In my own life, I have some major hurdles to conquer in the next few months. There is plenty of uncertainty ahead of me, but somewhere — like my faceless ride partner — there is Someone encouraging us to stare it head on and live without fear, despite possible failure. Why do we always fear failure? Failure is the world's greatest teaching tool. We don't learn much through victory because it easily masks the flaws within us. It's through failure that we learn to adapt and rise above the lesson to become something better, something evolved.

We are drenched in failure, whether you see it or not. As humans, we are flawed and lacking in so many ways. We kill our own, we steal from our own, and we treat others with contempt instead of like family. Our society is so lost that we'd sell our own first-born for a leg up in this world, with common decency floating out the window from our wrist like a child's complimentary carnival balloon.

To survive, we must embrace the roller coaster of life, stare it head on and NEVER forget what's most important — the view itself. If we spend the entire ascent worrying if we're going to survive the fall, we miss out on all the beauty leading up to it. Sure, the fall may be massive but sometimes — most times — it is hardly ever as bad as it seems. We make mountains out of molehills so many times in this life that we forget about the beauty of the here and now. Worse, we never get a second chance to experience because once the time passes, you can't go back and re-ride the experience. The park's closed.

Let go of the panic, the fear, that pollutes our ability to enjoy today. We're never guaranteed tomorrow and we never even get a chance to reach the peak we fear so much. Faith in something better, in God, provides us our own riding partner because there is no question in my mind that He is sitting there, riding shotgun, smiling at our own blindness. If we spend less time worrying about our restraints and more time enjoying the ascent, we can see Him gesturing to all the beautiful landmarks of life as we slowly climb the CLICKITY-CLACK of passing time.

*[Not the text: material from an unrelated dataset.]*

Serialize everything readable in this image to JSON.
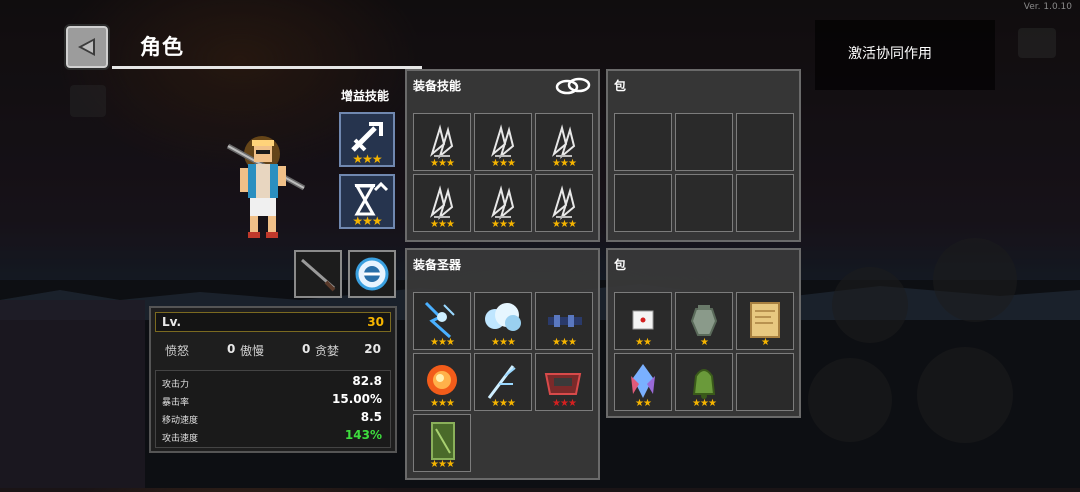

The ascension does not allow for do-overs, and panic only blinds you to the entire scope and span of its beauty. Don't miss out. Slow down, enjoy it, and let go of the panic you've created within your own heart. Give it away, and enjoy the ride...besides, who wants to have that memory captured with a sour face when we pass the "Coaster Cam?" I sure don't, and I will give my all to enjoy this ascension as best I can before it peaks, and is gone, never to return again.